Aprosoja MT alerta: piso mínimo do frete amplia custos e compromete a competitividade do agro - ANATC - Associação Nacional das Empresas de Transporte de Cargas

Aprosoja MT alerta: piso mínimo do frete amplia custos e compromete a competitividade do agro

Filiada ao Instituto Brasil Logística (IBL) desde 2016 — completando, neste ano, 10 anos de atuação no Instituto — a Associação dos Produtores de Soja e Milho de Mato Grosso (Aprosoja MT) voltou a manifestar preocupação com os impactos do piso mínimo do frete rodoviário sobre a competitividade do agronegócio brasileiro. O alerta foi feito nesta quinta-feira (22), diante dos efeitos do tabelamento sobre os custos logísticos, especialmente em estados produtores como Mato Grosso.

Segundo a entidade, a metodologia atualmente adotada apresenta inconsistências estruturais, desconsidera a dinâmica real do mercado e amplia os custos de escoamento da produção. Criada em 2018 como medida emergencial para encerrar a paralisação dos caminhoneiros, a Política Nacional de Pisos Mínimos do Transporte Rodoviário de Cargas não passou por modernizações ao longo dos últimos seis anos e passou a gerar distorções permanentes.

A Aprosoja MT avalia que o modelo vigente impõe um piso que desrespeita princípios constitucionais, como a livre iniciativa, a livre concorrência e a liberdade de preços, comprometendo a eficiência logística e a competitividade do setor produtivo.

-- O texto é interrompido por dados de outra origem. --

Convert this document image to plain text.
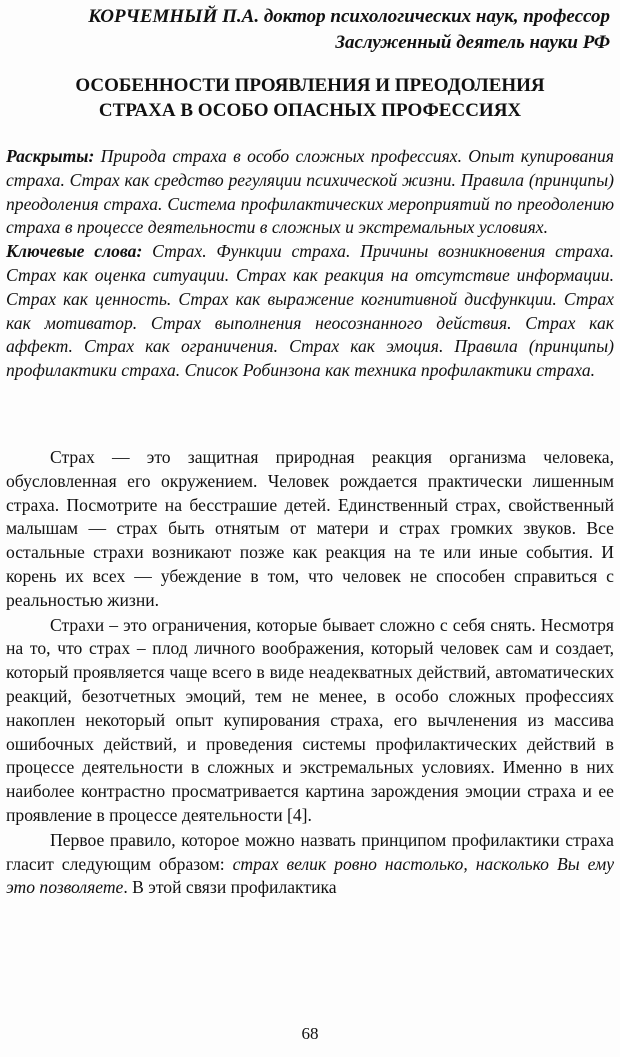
КОРЧЕМНЫЙ П.А. доктор психологических наук, профессор
Заслуженный деятель науки РФ
ОСОБЕННОСТИ ПРОЯВЛЕНИЯ И ПРЕОДОЛЕНИЯ
СТРАХА В ОСОБО ОПАСНЫХ ПРОФЕССИЯХ

Раскрыты: Природа страха в особо сложных профессиях. Опыт купирования страха. Страх как средство регуляции психической жизни. Правила (принципы) преодоления страха. Система профилактических мероприятий по преодолению страха в процессе деятельности в сложных и экстремальных условиях.

Ключевые слова: Страх. Функции страха. Причины возникновения страха. Страх как оценка ситуации. Страх как реакция на отсутствие информации. Страх как ценность. Страх как выражение когнитивной дисфункции. Страх как мотиватор. Страх выполнения неосознанного действия. Страх как аффект. Страх как ограничения. Страх как эмоция. Правила (принципы) профилактики страха. Список Робинзона как техника профилактики страха.

Страх — это защитная природная реакция организма человека, обусловленная его окружением. Человек рождается практически лишенным страха. Посмотрите на бесстрашие детей. Единственный страх, свойственный малышам — страх быть отнятым от матери и страх громких звуков. Все остальные страхи возникают позже как реакция на те или иные события. И корень их всех — убеждение в том, что человек не способен справиться с реальностью жизни.

Страхи – это ограничения, которые бывает сложно с себя снять. Несмотря на то, что страх – плод личного воображения, который человек сам и создает, который проявляется чаще всего в виде неадекватных действий, автоматических реакций, безотчетных эмоций, тем не менее, в особо сложных профессиях накоплен некоторый опыт купирования страха, его вычленения из массива ошибочных действий, и проведения системы профилактических действий в процессе деятельности в сложных и экстремальных условиях. Именно в них наиболее контрастно просматривается картина зарождения эмоции страха и ее проявление в процессе деятельности [4].

Первое правило, которое можно назвать принципом профилактики страха гласит следующим образом: страх велик ровно настолько, насколько Вы ему это позволяете. В этой связи профилактика

68
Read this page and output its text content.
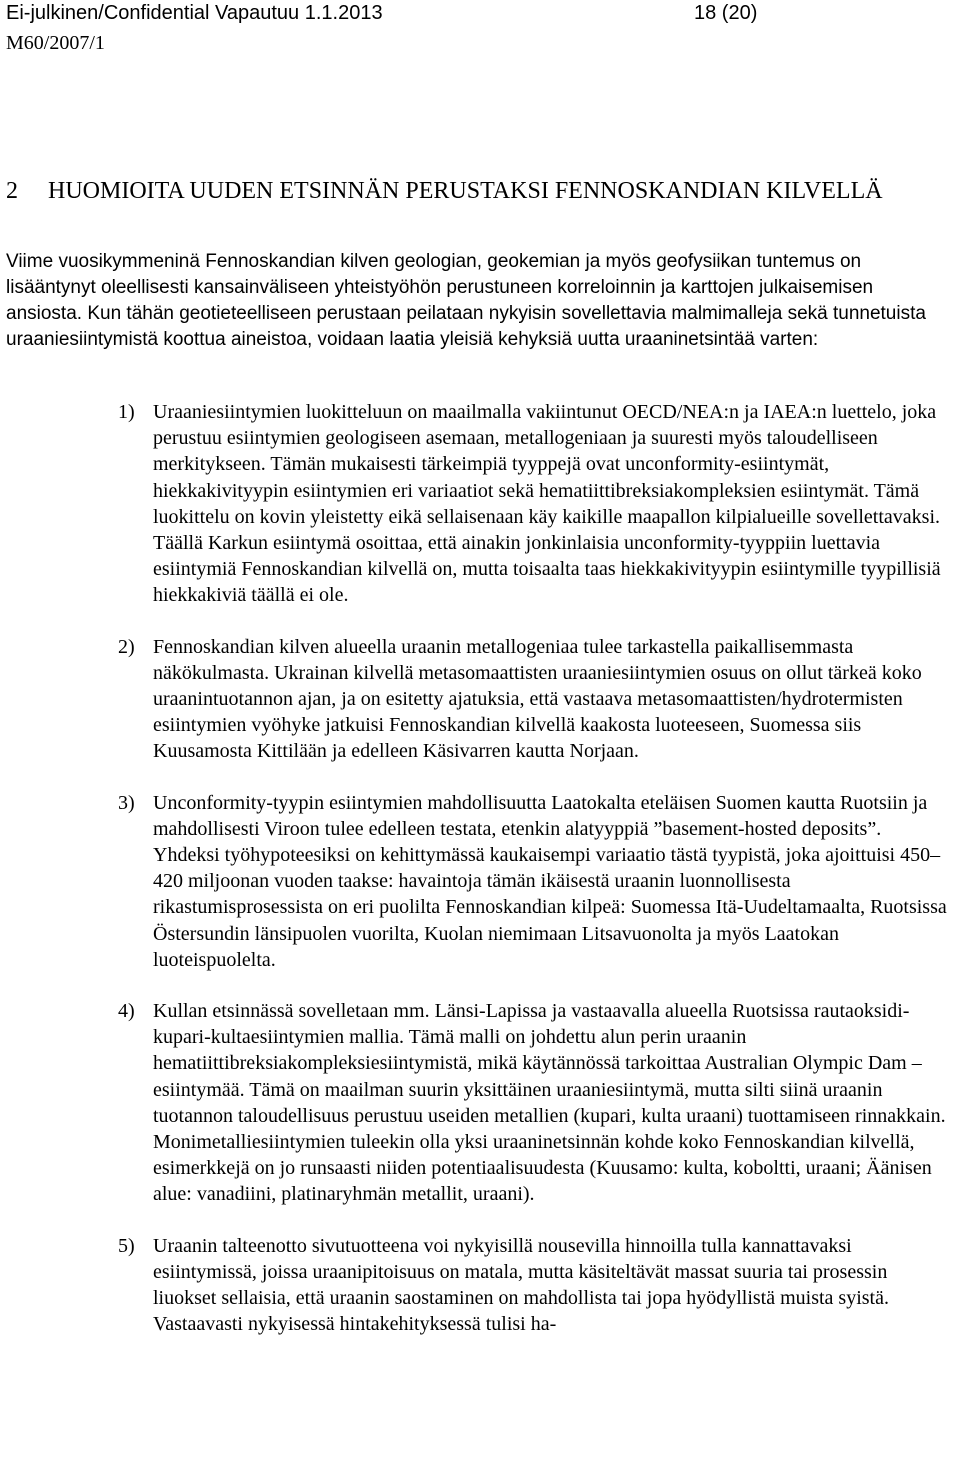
Ei-julkinen/Confidential Vapautuu 1.1.2013	18 (20)
M60/2007/1
2 HUOMIOITA UUDEN ETSINNÄN PERUSTAKSI FENNOSKANDIAN KILVELLÄ

Viime vuosikymmeninä Fennoskandian kilven geologian, geokemian ja myös geofysiikan tuntemus on lisääntynyt oleellisesti kansainväliseen yhteistyöhön perustuneen korreloinnin ja karttojen julkaisemisen ansiosta. Kun tähän geotieteelliseen perustaan peilataan nykyisin sovellettavia malmimalleja sekä tunnetuista uraaniesiintymistä koottua aineistoa, voidaan laatia yleisiä kehyksiä uutta uraaninetsintää varten:

1) Uraaniesiintymien luokitteluun on maailmalla vakiintunut OECD/NEA:n ja IAEA:n luettelo, joka perustuu esiintymien geologiseen asemaan, metallogeniaan ja suuresti myös taloudelliseen merkitykseen. Tämän mukaisesti tärkeimpiä tyyppejä ovat unconformity-esiintymät, hiekkakivityypin esiintymien eri variaatiot sekä hematiittibreksiakompleksien esiintymät. Tämä luokittelu on kovin yleistetty eikä sellaisenaan käy kaikille maapallon kilpialueille sovellettavaksi. Täällä Karkun esiintymä osoittaa, että ainakin jonkinlaisia unconformity-tyyppiin luettavia esiintymiä Fennoskandian kilvellä on, mutta toisaalta taas hiekkakivityypin esiintymille tyypillisiä hiekkakiviä täällä ei ole.
2) Fennoskandian kilven alueella uraanin metallogeniaa tulee tarkastella paikallisemmasta näkökulmasta. Ukrainan kilvellä metasomaattisten uraaniesiintymien osuus on ollut tärkeä koko uraanintuotannon ajan, ja on esitetty ajatuksia, että vastaava metasomaattisten/hydrotermisten esiintymien vyöhyke jatkuisi Fennoskandian kilvellä kaakosta luoteeseen, Suomessa siis Kuusamosta Kittilään ja edelleen Käsivarren kautta Norjaan.
3) Unconformity-tyypin esiintymien mahdollisuutta Laatokalta eteläisen Suomen kautta Ruotsiin ja mahdollisesti Viroon tulee edelleen testata, etenkin alatyyppiä ”basement-hosted deposits”. Yhdeksi työhypoteesiksi on kehittymässä kaukaisempi variaatio tästä tyypistä, joka ajoittuisi 450–420 miljoonan vuoden taakse: havaintoja tämän ikäisestä uraanin luonnollisesta rikastumisprosessista on eri puolilta Fennoskandian kilpeä: Suomessa Itä-Uudeltamaalta, Ruotsissa Östersundin länsipuolen vuorilta, Kuolan niemimaan Litsavuonolta ja myös Laatokan luoteispuolelta.
4) Kullan etsinnässä sovelletaan mm. Länsi-Lapissa ja vastaavalla alueella Ruotsissa rautaoksidi-kupari-kultaesiintymien mallia. Tämä malli on johdettu alun perin uraanin hematiittibreksiakompleksiesiintymistä, mikä käytännössä tarkoittaa Australian Olympic Dam –esiintymää. Tämä on maailman suurin yksittäinen uraaniesiintymä, mutta silti siinä uraanin tuotannon taloudellisuus perustuu useiden metallien (kupari, kulta uraani) tuottamiseen rinnakkain. Monimetalliesiintymien tuleekin olla yksi uraaninetsinnän kohde koko Fennoskandian kilvellä, esimerkkejä on jo runsaasti niiden potentiaalisuudesta (Kuusamo: kulta, koboltti, uraani; Äänisen alue: vanadiini, platinaryhmän metallit, uraani).
5) Uraanin talteenotto sivutuotteena voi nykyisillä nousevilla hinnoilla tulla kannattavaksi esiintymissä, joissa uraanipitoisuus on matala, mutta käsiteltävät massat suuria tai prosessin liuokset sellaisia, että uraanin saostaminen on mahdollista tai jopa hyödyllistä muista syistä. Vastaavasti nykyisessä hintakehityksessä tulisi ha-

Para o presidente da Aprosoja MT, Lucas Costa Beber, os impactos do piso mínimo do frete se agravam em um cenário já marcado por gargalos estruturais históricos, como a insuficiência da capacidade de armazenagem. Segundo ele, Mato Grosso — maior estado produtor do país — consegue armazenar menos da metade da produção, sendo que menos da metade dessa capacidade está nas mãos dos próprios produtores.

A falta de armazéns, explica, obriga o escoamento da produção no pico da safra, período em que há concentração da demanda por transporte, o que eleva ainda mais os custos do frete. Além disso, o tabelamento afeta diretamente o frete de retorno e ignora a sazonalidade típica do agronegócio. Tradicionalmente, o frete de retorno mais barato contribuía para equilibrar os custos do transporte de fertilizantes e outros insumos — lógica que deixa de existir com o piso mínimo.

Lucas Costa Beber também destaca que o próprio Conselho Administrativo de Defesa Econômica (CADE) já reconheceu que o frete mínimo produz efeitos semelhantes aos de formação de cartel, impactando todo o mercado. “Esse aumento de custo não é absorvido pelo governo, mas pelo produtor, que não consegue repassá-lo no preço do seu produto”, afirmou.

A entidade chama atenção ainda para falhas técnicas na metodologia da Agência Nacional de Transportes Terrestres (ANTT), como o cálculo de depreciação baseado em caminhões novos, quando a idade média da frota brasileira supera 15 anos, além da priorização de critérios como número de eixos e distância, em detrimento da tonelagem efetivamente transportada. Na prática, isso favorece veículos de grande porte e reduz a competitividade de caminhoneiros autônomos que operam caminhões de menor capacidade.

Atualmente, a ANTT conduz um processo de revisão da metodologia do piso mínimo do frete, que incluiu audiência pública e a apresentação de estudos técnicos, como o desenvolvido pela Esalq-Log, com apoio da Aprosoja MT e de outras entidades. No entanto, a própria agência já informou que a atualização prevista não conseguirá incorporar essas contribuições no pico da safra, o que, segundo a entidade, representa mais um fator de perda de competitividade.

O tema também está em análise no Supremo Tribunal Federal (STF), que discute a constitucionalidade da política. A expectativa do setor é que a Corte considere os impactos econômicos e concorrenciais do tabelamento sobre a logística nacional e o posicionamento do Brasil no mercado internacional.

A Aprosoja MT reforça que não é contrária à remuneração justa do transporte rodoviário, mas defende um modelo que reflita a realidade operacional do país, respeite a livre concorrência e promova equilíbrio entre produtores, caminhoneiros e consumidores, sem comprometer a eficiência logística e a segurança alimentar nacional.